Assessment of global longitudinal strain at low-dose anthracycline-based chemotherapy, for the prediction of subsequent cardiotoxicity.

AIMS: We sought to assess whether global longitudinal strain (GLS) measured early during treatment with anthracyclines (at a cumulative dose of 150 mg/m2) can predict subsequent alterations in left ventricular ejection fraction. METHODS AND RESULTS: Eighty-six patients with Hodgkin's disease, non-Hodgkin's lymphoma, or acute leukaemia and receiving anthracyclines were prospectively included. Patients underwent complete echocardiography on four occasions: baseline (V1); after reaching a cumulative dose of 150 mg/m2 (V2); end of treatment (V3); and 1 year follow-up (V4). Six patients developed cardiotoxicity, defined as a decrease in left ventricular ejection fraction of >10 percentage points, to a value <53%, at V4. GLS measured at V1 and V2 was significantly lower in the cardiotoxicity group vs. the controls (P = 0.042 and P = 0.01, respectively). Compared with GLS at V1, GLS obtained at V2 provided incremental predictive information and appeared to be the strongest predictor of cardiotoxicity (area under the receiver-operating-characteristic curve, 0.82). At a threshold of -17.45% for GLS measured at V2, the sensitivity and specificity of detecting cardiotoxicity were 67% (95% confidence interval 33-100) and 97% (95% confidence interval 94-100), respectively. CONCLUSION: GLS greater than -17.45%, obtained after 150 mg/m2 of anthracycline therapy, is an independent predictor of future anthracycline-induced cardiotoxicity. These findings should encourage physicians to perform echocardiography earlier during treatment with anthracyclines.
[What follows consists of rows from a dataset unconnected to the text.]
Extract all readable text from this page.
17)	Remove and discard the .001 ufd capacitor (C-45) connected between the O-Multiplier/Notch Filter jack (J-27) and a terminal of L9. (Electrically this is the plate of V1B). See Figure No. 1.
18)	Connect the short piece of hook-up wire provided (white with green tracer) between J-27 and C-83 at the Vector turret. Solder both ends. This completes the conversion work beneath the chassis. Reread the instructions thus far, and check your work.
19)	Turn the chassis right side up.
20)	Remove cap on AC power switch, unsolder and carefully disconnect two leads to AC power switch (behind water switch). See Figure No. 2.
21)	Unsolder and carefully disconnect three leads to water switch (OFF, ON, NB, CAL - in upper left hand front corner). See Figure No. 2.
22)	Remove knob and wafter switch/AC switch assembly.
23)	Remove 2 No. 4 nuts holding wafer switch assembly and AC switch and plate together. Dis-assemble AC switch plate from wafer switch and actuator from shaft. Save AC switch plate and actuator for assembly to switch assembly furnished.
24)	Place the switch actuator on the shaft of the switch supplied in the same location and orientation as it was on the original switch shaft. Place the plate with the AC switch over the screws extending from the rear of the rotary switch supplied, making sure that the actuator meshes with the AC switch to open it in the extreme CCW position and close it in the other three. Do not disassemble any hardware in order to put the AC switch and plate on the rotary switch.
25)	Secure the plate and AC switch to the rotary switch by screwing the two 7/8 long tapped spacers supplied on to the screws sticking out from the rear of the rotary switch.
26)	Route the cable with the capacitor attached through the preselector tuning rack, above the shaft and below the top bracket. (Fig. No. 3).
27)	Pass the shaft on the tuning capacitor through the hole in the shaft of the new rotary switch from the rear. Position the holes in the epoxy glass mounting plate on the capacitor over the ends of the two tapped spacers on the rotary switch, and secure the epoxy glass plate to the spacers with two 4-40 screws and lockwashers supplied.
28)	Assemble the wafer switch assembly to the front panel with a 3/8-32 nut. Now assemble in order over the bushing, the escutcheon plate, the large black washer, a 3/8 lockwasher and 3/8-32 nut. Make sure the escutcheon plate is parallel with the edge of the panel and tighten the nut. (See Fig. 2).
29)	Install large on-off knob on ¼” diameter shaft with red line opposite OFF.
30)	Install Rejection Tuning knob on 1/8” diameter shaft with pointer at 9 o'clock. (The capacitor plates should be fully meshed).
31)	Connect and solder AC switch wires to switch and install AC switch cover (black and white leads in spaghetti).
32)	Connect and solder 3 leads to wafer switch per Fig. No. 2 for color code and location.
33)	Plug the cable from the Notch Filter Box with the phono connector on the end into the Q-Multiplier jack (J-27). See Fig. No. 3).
Assessment of late anthracycline-induced cardiotoxicity by 123I-mIBG cardiac scintigraphy in patients treated during childhood and adolescence.

PURPOSE: The goal of this study was to evaluate late cardiotoxic effects of anthracyclines (ATC) by evaluating cardiac sympathetic activity in a cohort of asymptomatic patients previously treated with ATC for childhood cancers. METHODS: We studied 89 asymptomatic patients previously treated with ATC with a normal echocardiogram (49 men and 40 women) and a control group of 40 healthy individuals (26 men and 14 women). Both groups underwent planar myocardial 123I-meta-iodobenzylguanidine scintigraphy (123I-mIBG). From these images, the early and late heart-to-mediastinum (H/M) ratio and washout rate (WR) were assessed. RESULTS: The mean survival at the time of the 123I-mIBG scintigraphy was 5.3 ± 3.4 years. Patients treated with ATC had a lower but clinical normal left ventricular ejection fraction (LVEF) compared to controls (60.44 ± 6.5 vs 64.1 ± 6.0%, P < 0.01). Both the late H/M ratio and WR were not able to discriminate ATC treated patients from controls. The cumulative ATC dose was the only independent predictor of the LVEF, explaining approximately 12% of the variation in LVEF (P = 0.01). CONCLUSIONS: Although the pathophysiology behind ATC cardiotoxicity is most likely multifactorial, myocardial sympathetic activity is not associated with a reduction in LVEF 5-years after completion of chemotherapy.